If you've opted for one of the full-day personalised tours (€240), the experience doesn't end in the tasting room. After your tour you'll be whisked off to lunch by one of the Rémy ambassadors, whose job is to travel the world promoting the brand, and you'll get the chance to meet some of the company's growers and distillers on their properties out in the countryside.

Rémy Martin Fine Champagne Cognac Club, 20 Rue de la Société Vinicole, 16102 Cognac, France. Reservations: 00-33-545-357666. www.remy.com

GETTING THERE: Cognac is 100km (60 miles) from La Rochelle, which is served by Ryanair, and 120km (75 miles) from Bordeaux, which Aer Lingus flies to, both from Dublin.

EATING: The "best" restaurant in the Cognac area is the elegant Michelin-starred La Ribaudière, on the waterfront at Bourg Charente. The market menu is €35, the menu gourmand is €45/€50, and for €70 you can take a table in the Cognac Salon and have the sommelier select five cognacs for you, around which your menu will be designed. (La Ribaudière, Port Bourg, 16200 Bourg Charente, www.laribaudiere.com).

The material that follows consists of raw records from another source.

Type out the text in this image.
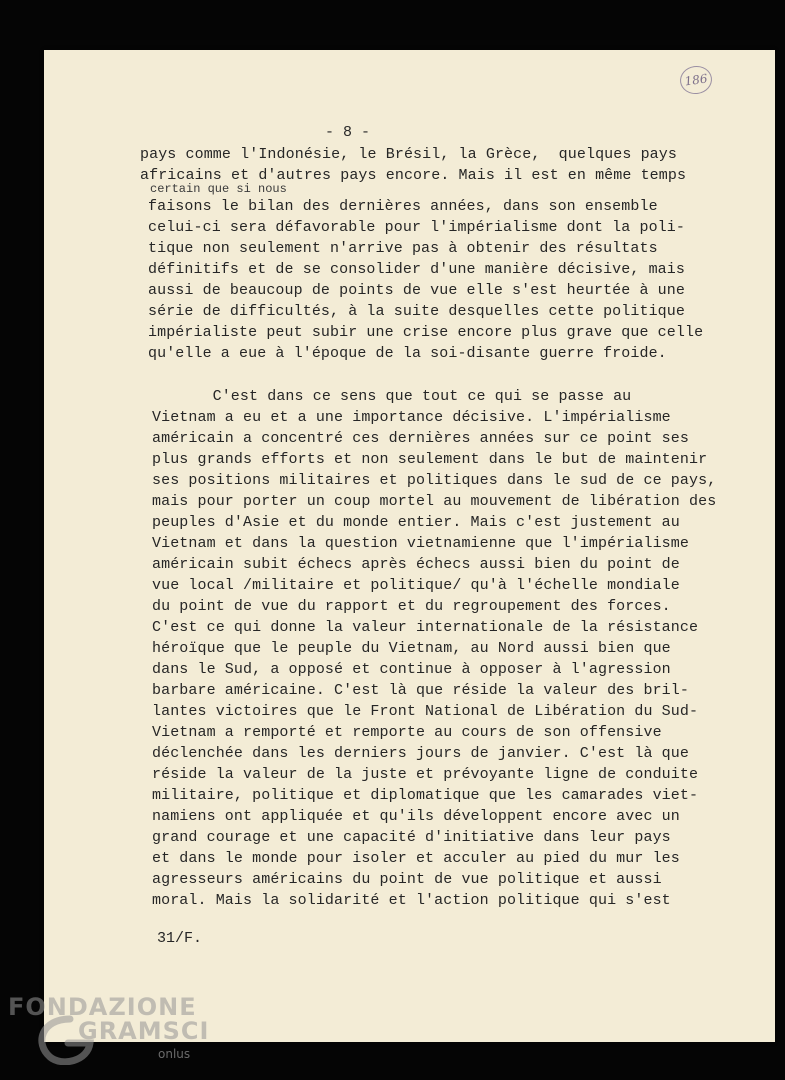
186
- 8 -
certain que si nous
pays comme l'Indonésie, le Brésil, la Grèce,  quelques pays
africains et d'autres pays encore. Mais il est en même temps
faisons le bilan des dernières années, dans son ensemble
celui-ci sera défavorable pour l'impérialisme dont la poli-
tique non seulement n'arrive pas à obtenir des résultats
définitifs et de se consolider d'une manière décisive, mais
aussi de beaucoup de points de vue elle s'est heurtée à une
série de difficultés, à la suite desquelles cette politique
impérialiste peut subir une crise encore plus grave que celle
qu'elle a eue à l'époque de la soi-disante guerre froide.
C'est dans ce sens que tout ce qui se passe au
Vietnam a eu et a une importance décisive. L'impérialisme
américain a concentré ces dernières années sur ce point ses
plus grands efforts et non seulement dans le but de maintenir
ses positions militaires et politiques dans le sud de ce pays,
mais pour porter un coup mortel au mouvement de libération des
peuples d'Asie et du monde entier. Mais c'est justement au
Vietnam et dans la question vietnamienne que l'impérialisme
américain subit échecs après échecs aussi bien du point de
vue local /militaire et politique/ qu'à l'échelle mondiale
du point de vue du rapport et du regroupement des forces.
C'est ce qui donne la valeur internationale de la résistance
héroïque que le peuple du Vietnam, au Nord aussi bien que
dans le Sud, a opposé et continue à opposer à l'agression
barbare américaine. C'est là que réside la valeur des bril-
lantes victoires que le Front National de Libération du Sud-
Vietnam a remporté et remporte au cours de son offensive
déclenchée dans les derniers jours de janvier. C'est là que
réside la valeur de la juste et prévoyante ligne de conduite
militaire, politique et diplomatique que les camarades viet-
namiens ont appliquée et qu'ils développent encore avec un
grand courage et une capacité d'initiative dans leur pays
et dans le monde pour isoler et acculer au pied du mur les
agresseurs américains du point de vue politique et aussi
moral. Mais la solidarité et l'action politique qui s'est
31/F.
FONDAZIONE
GRAMSCI
onlus
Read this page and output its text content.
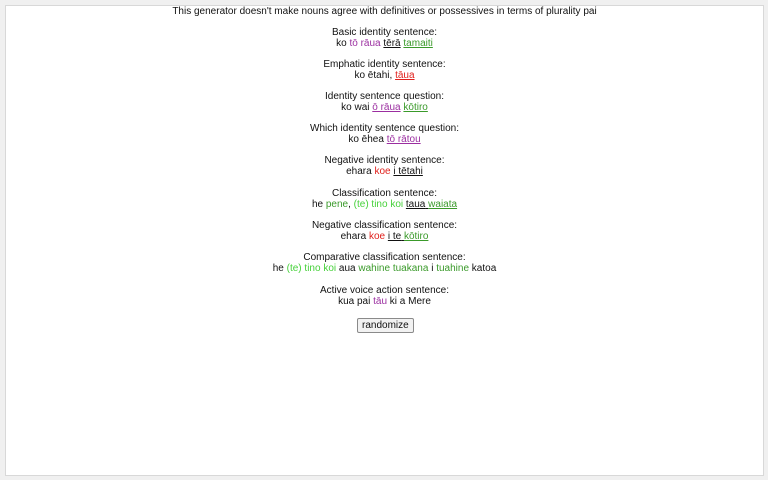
This generator doesn't make nouns agree with definitives or possessives in terms of plurality pai
Basic identity sentence:
ko tō rāua tērā tamaiti
Emphatic identity sentence:
ko ētahi, tāua
Identity sentence question:
ko wai ō rāua kōtiro
Which identity sentence question:
ko ēhea tō rātou
Negative identity sentence:
ehara koe i tētahi
Classification sentence:
he pene, (te) tino koi taua waiata
Negative classification sentence:
ehara koe i te kōtiro
Comparative classification sentence:
he (te) tino koi aua wahine tuakana i tuahine katoa
Active voice action sentence:
kua pai tāu ki a Mere
randomize
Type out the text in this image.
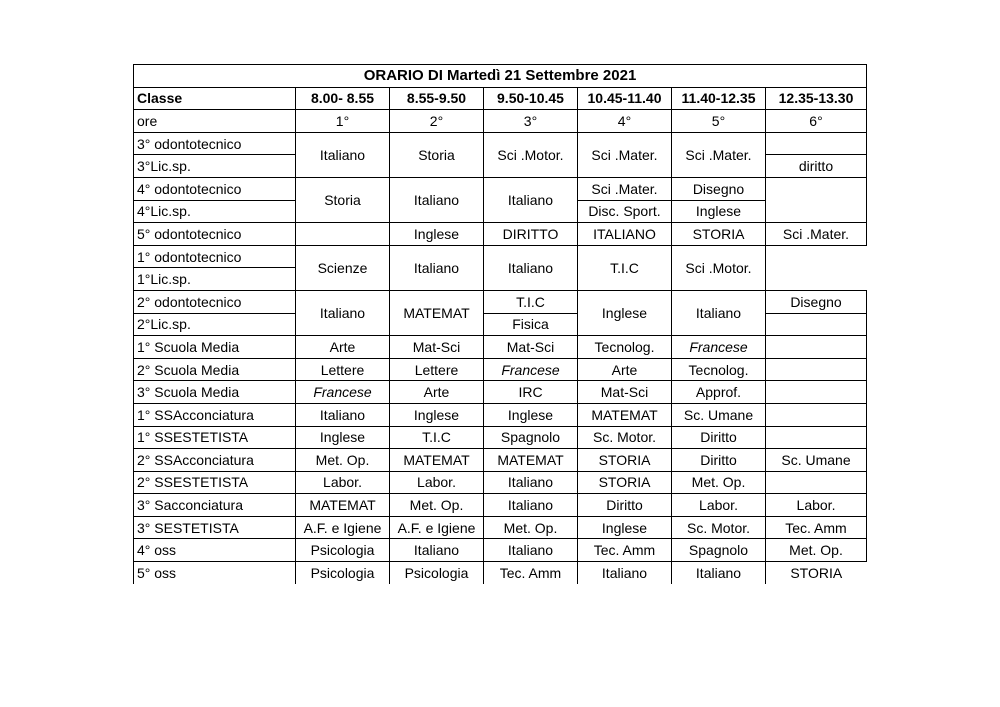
ORARIO DI Martedì 21 Settembre 2021						
Classe	8.00- 8.55	8.55-9.50	9.50-10.45	10.45-11.40	11.40-12.35	12.35-13.30
ore	1°	2°	3°	4°	5°	6°
3° odontotecnico	Italiano	Storia	Sci .Motor.	Sci .Mater.	Sci .Mater.	
3°Lic.sp.						diritto
4° odontotecnico	Storia	Italiano	Italiano	Sci .Mater.	Disegno	
4°Lic.sp.				Disc. Sport.	Inglese	
5° odontotecnico		Inglese	DIRITTO	ITALIANO	STORIA	Sci .Mater.
1° odontotecnico	Scienze	Italiano	Italiano	T.I.C	Sci .Motor.	
1°Lic.sp.						
2° odontotecnico	Italiano	MATEMAT	T.I.C	Inglese	Italiano	Disegno
2°Lic.sp.			Fisica			
1° Scuola Media	Arte	Mat-Sci	Mat-Sci	Tecnolog.	Francese	
2° Scuola Media	Lettere	Lettere	Francese	Arte	Tecnolog.	
3° Scuola Media	Francese	Arte	IRC	Mat-Sci	Approf.	
1° SSAcconciatura	Italiano	Inglese	Inglese	MATEMAT	Sc. Umane	
1° SSESTETISTA	Inglese	T.I.C	Spagnolo	Sc. Motor.	Diritto	
2° SSAcconciatura	Met. Op.	MATEMAT	MATEMAT	STORIA	Diritto	Sc. Umane
2° SSESTETISTA	Labor.	Labor.	Italiano	STORIA	Met. Op.	
3° Sacconciatura	MATEMAT	Met. Op.	Italiano	Diritto	Labor.	Labor.
3° SESTETISTA	A.F. e Igiene	A.F. e Igiene	Met. Op.	Inglese	Sc. Motor.	Tec. Amm
4° oss	Psicologia	Italiano	Italiano	Tec. Amm	Spagnolo	Met. Op.
5° oss	Psicologia	Psicologia	Tec. Amm	Italiano	Italiano	STORIA
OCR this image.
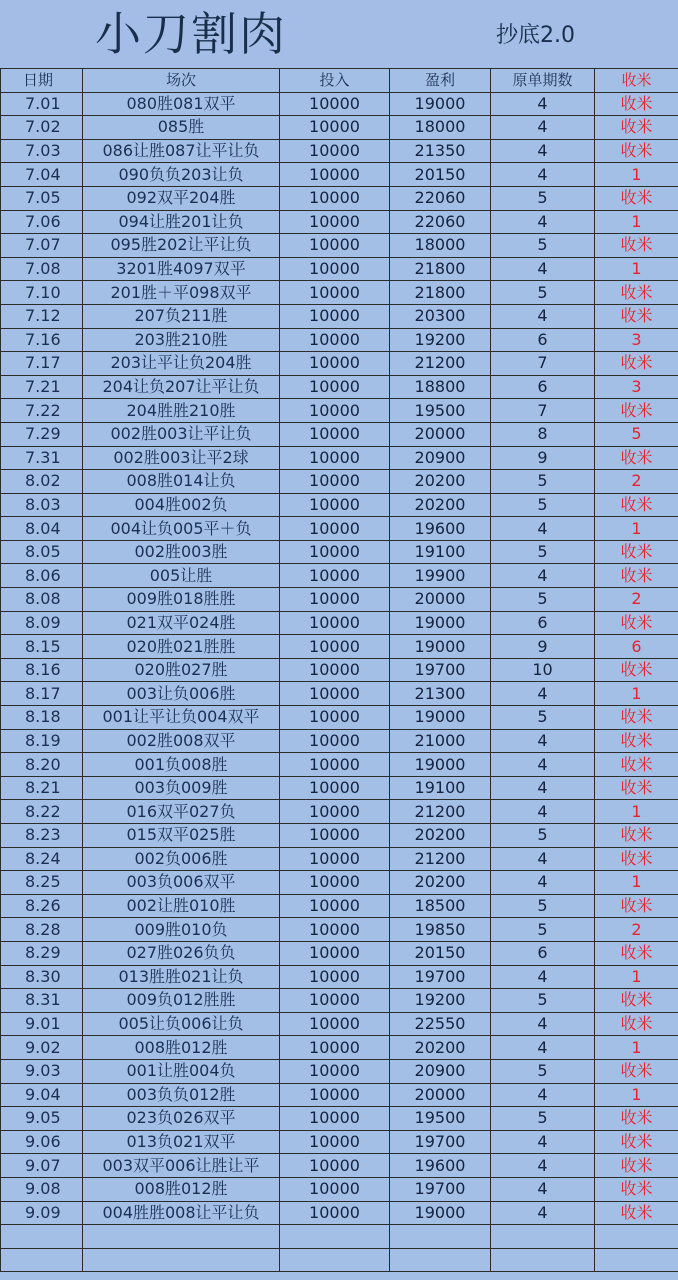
小刀割肉	抄底2.0
日期	场次	投入	盈利	原单期数	收米
7.01	080胜081双平	10000	19000	4	收米
7.02	085胜	10000	18000	4	收米
7.03	086让胜087让平让负	10000	21350	4	收米
7.04	090负负203让负	10000	20150	4	1
7.05	092双平204胜	10000	22060	5	收米
7.06	094让胜201让负	10000	22060	4	1
7.07	095胜202让平让负	10000	18000	5	收米
7.08	3201胜4097双平	10000	21800	4	1
7.10	201胜＋平098双平	10000	21800	5	收米
7.12	207负211胜	10000	20300	4	收米
7.16	203胜210胜	10000	19200	6	3
7.17	203让平让负204胜	10000	21200	7	收米
7.21	204让负207让平让负	10000	18800	6	3
7.22	204胜胜210胜	10000	19500	7	收米
7.29	002胜003让平让负	10000	20000	8	5
7.31	002胜003让平2球	10000	20900	9	收米
8.02	008胜014让负	10000	20200	5	2
8.03	004胜002负	10000	20200	5	收米
8.04	004让负005平＋负	10000	19600	4	1
8.05	002胜003胜	10000	19100	5	收米
8.06	005让胜	10000	19900	4	收米
8.08	009胜018胜胜	10000	20000	5	2
8.09	021双平024胜	10000	19000	6	收米
8.15	020胜021胜胜	10000	19000	9	6
8.16	020胜027胜	10000	19700	10	收米
8.17	003让负006胜	10000	21300	4	1
8.18	001让平让负004双平	10000	19000	5	收米
8.19	002胜008双平	10000	21000	4	收米
8.20	001负008胜	10000	19000	4	收米
8.21	003负009胜	10000	19100	4	收米
8.22	016双平027负	10000	21200	4	1
8.23	015双平025胜	10000	20200	5	收米
8.24	002负006胜	10000	21200	4	收米
8.25	003负006双平	10000	20200	4	1
8.26	002让胜010胜	10000	18500	5	收米
8.28	009胜010负	10000	19850	5	2
8.29	027胜026负负	10000	20150	6	收米
8.30	013胜胜021让负	10000	19700	4	1
8.31	009负012胜胜	10000	19200	5	收米
9.01	005让负006让负	10000	22550	4	收米
9.02	008胜012胜	10000	20200	4	1
9.03	001让胜004负	10000	20900	5	收米
9.04	003负负012胜	10000	20000	4	1
9.05	023负026双平	10000	19500	5	收米
9.06	013负021双平	10000	19700	4	收米
9.07	003双平006让胜让平	10000	19600	4	收米
9.08	008胜012胜	10000	19700	4	收米
9.09	004胜胜008让平让负	10000	19000	4	收米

For a more down-to-earth experience, try the grilled meats at the homely

La Cagouillarde, in Segonzac, a few kilometres outside Cognac and in the heart of the grape growing region. La Cagouillarde, 18 Rue Gaston Briand, 16130 Segonzac (00-33-5-45834051).

SLEEPING: The Logis du Fresne, on a vineyard at Juillac le Coq, is a charming manor house decorated in cool, Scandinavian style with lots of pale painted wood, linen curtains and squishy cream sofas. There's a pool, and lovely gardens to explore in the company of Nolka, a golden retriever. Double rooms €105-€115, family suite €165. www.logisdufresne.com. In Cognac, on the pedestrianised Rue D'Angoulême, is the vibrant, colourful Hotel Heritage. Behind its traditional facade, the Heritage has a past almost as colourful as its chartreuse-green entry hall and dramatic red diningroom. Doubles €60-€65. www.hheritage.com.